Tuesday, March 7, 2017

Compulsory charity creates a “demand” for poverty

Tithers and Beggars

http://www.garynorth.com/public/14680.cfm

Some snippets from this article to reflect on.

There is a scene in the movie, “Gandhi,” in which Gandhi is returning to India triumphantly from South Africa in 1915, where he had succeeded in gaining increased civil rights for Indians living in that nation. He is being driven in an open automobile through a poverty-stricken section of the city — the only scene of real poverty in the movie. Hands are outstretched to those in the automobile. The beggars have no idea who this man is, or what these rich people are doing. They just raise their hands up, trying to get a few coins.
Are beggars a national tragedy for India? No doubt, but not simply because there is poverty. The tragedy is that these people were (and are) professional beggars in a nation that is known for its professional beggars. It is a profession handed down from parents to children. In a nation devoid of God’s law, men beg for a few coins directly from the rich, and the rich, because they are not taught to tithe, do not develop professionally managed charities that might teach poor people the skills necessary to raise them out of poverty.
India is held captive by a philosophy of earthly despair, the rejection of material existence, and an acceptance of life-long caste barriers. There is no widespread belief in the possibility of an escape from poverty in a single lifetime. There is also little hope for one’s heirs, given the caste system. The only hope for a better life is another life which is higher on the scale of being, through reincarnation (karma). The ultimate goal is the attainment of nirvana, an escape from the bonds of the material realm into Absolute Nothingness.
Time is not linear for the Hindu; it is cyclical. Only as a result of the influence of western philosophy, which is future-oriented and which holds to a belief in linear time, has the thinking of a minority of Indians been altered. Where Eastern philosophy reigns, there is little possibility of material progress, in time and on earth, as a result of one’s own thrift and hard work So some men are taught to beg, including “holy men,” for that is their legitimate calling. In a world without long-term material hope, begging is an acceptable way to feed oneself.
In the secular, formerly Christian West, the rise of socialism has accompanied a decline of tithing.
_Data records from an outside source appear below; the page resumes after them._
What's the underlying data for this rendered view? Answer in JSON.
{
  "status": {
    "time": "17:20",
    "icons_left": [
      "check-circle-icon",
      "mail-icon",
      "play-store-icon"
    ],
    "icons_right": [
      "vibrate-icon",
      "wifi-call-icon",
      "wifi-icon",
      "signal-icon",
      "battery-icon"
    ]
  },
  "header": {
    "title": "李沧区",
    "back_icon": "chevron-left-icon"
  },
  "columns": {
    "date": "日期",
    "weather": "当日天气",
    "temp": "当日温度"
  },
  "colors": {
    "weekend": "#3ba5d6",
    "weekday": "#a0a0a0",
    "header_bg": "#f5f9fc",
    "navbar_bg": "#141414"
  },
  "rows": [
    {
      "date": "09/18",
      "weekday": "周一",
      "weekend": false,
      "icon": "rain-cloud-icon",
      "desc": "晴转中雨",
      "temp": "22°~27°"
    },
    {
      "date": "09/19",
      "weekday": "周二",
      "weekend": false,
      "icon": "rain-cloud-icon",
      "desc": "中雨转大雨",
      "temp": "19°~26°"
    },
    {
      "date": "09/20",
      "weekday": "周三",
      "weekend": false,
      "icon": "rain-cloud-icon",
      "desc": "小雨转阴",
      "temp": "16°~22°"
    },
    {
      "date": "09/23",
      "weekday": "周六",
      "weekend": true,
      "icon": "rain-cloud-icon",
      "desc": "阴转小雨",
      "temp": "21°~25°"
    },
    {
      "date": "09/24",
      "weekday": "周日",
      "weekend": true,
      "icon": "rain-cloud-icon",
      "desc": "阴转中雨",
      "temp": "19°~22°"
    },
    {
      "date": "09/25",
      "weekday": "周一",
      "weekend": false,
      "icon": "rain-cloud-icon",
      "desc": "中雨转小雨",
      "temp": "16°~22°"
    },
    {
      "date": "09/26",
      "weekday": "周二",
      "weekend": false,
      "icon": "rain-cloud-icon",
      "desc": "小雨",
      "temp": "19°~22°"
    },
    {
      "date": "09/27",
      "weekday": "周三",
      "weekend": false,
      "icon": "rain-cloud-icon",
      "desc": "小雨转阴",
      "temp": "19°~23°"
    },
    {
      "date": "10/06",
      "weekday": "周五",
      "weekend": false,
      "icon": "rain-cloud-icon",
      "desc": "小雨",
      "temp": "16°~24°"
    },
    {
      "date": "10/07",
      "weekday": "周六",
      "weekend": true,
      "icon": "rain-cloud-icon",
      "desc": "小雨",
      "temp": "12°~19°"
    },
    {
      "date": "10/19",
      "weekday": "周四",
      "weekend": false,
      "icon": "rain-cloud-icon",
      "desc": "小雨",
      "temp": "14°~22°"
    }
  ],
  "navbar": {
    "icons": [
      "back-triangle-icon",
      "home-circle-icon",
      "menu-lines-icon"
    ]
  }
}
Voters have sensed that the lack of disciplined giving is a threat to the community. They have voted tor wealth redistribution programs which will be manned, it is hoped, by professional givers, and financed by compulsory taxation. But this has not worked to help the poor; the administrators of the compulsory social welfare programs have themselves become professional beggars rather than professional givers. Worse; they have become professional beggars in the name of the poor, while they have absorbed in administrative costs the funds supposedly designated for the poor. (Prof. Walter Williams has estimated that by taking the annual budget for the Bureau of Indian Affairs in 1976, and distributing it equally among the American Indians, each Indian family would have received a grant of about $30,000. Instead, they were kept in poverty under the “care” of the bureaucrats.) The compulsory nature of these programs has made it very difficult for those who finance them (taxpayers) to monitor them, restrict them, or abolish them.
Rich and middle-class voters have accepted this because they feel guilty. They know that charity must be systematic, but they have abandoned their responsibility to monitor the programs. They pass on this responsibility to politicians and bureaucratic administrators. They pay far more than a tithe to the State in exchange for hoped-for relief from the pangs of guilt. This is the politics of guilt and pity, to use Rushdoony’s felicitous phrase. But taxpayers can never pay enough; the poor keep multiplying — literally and figuratively — and the bureaucrats have an incentive to keep them multiplying, at least those under their administration.
Compulsory charity creates a “demand” for poverty, and the market responds by creating newly discovered (or newly defined) poor people. The poor get handouts, and a permanent economic incentive not to escape. If they work at low-paying jobs, they get taxed. But welfare benefits are tax-free. So they stay on welfare.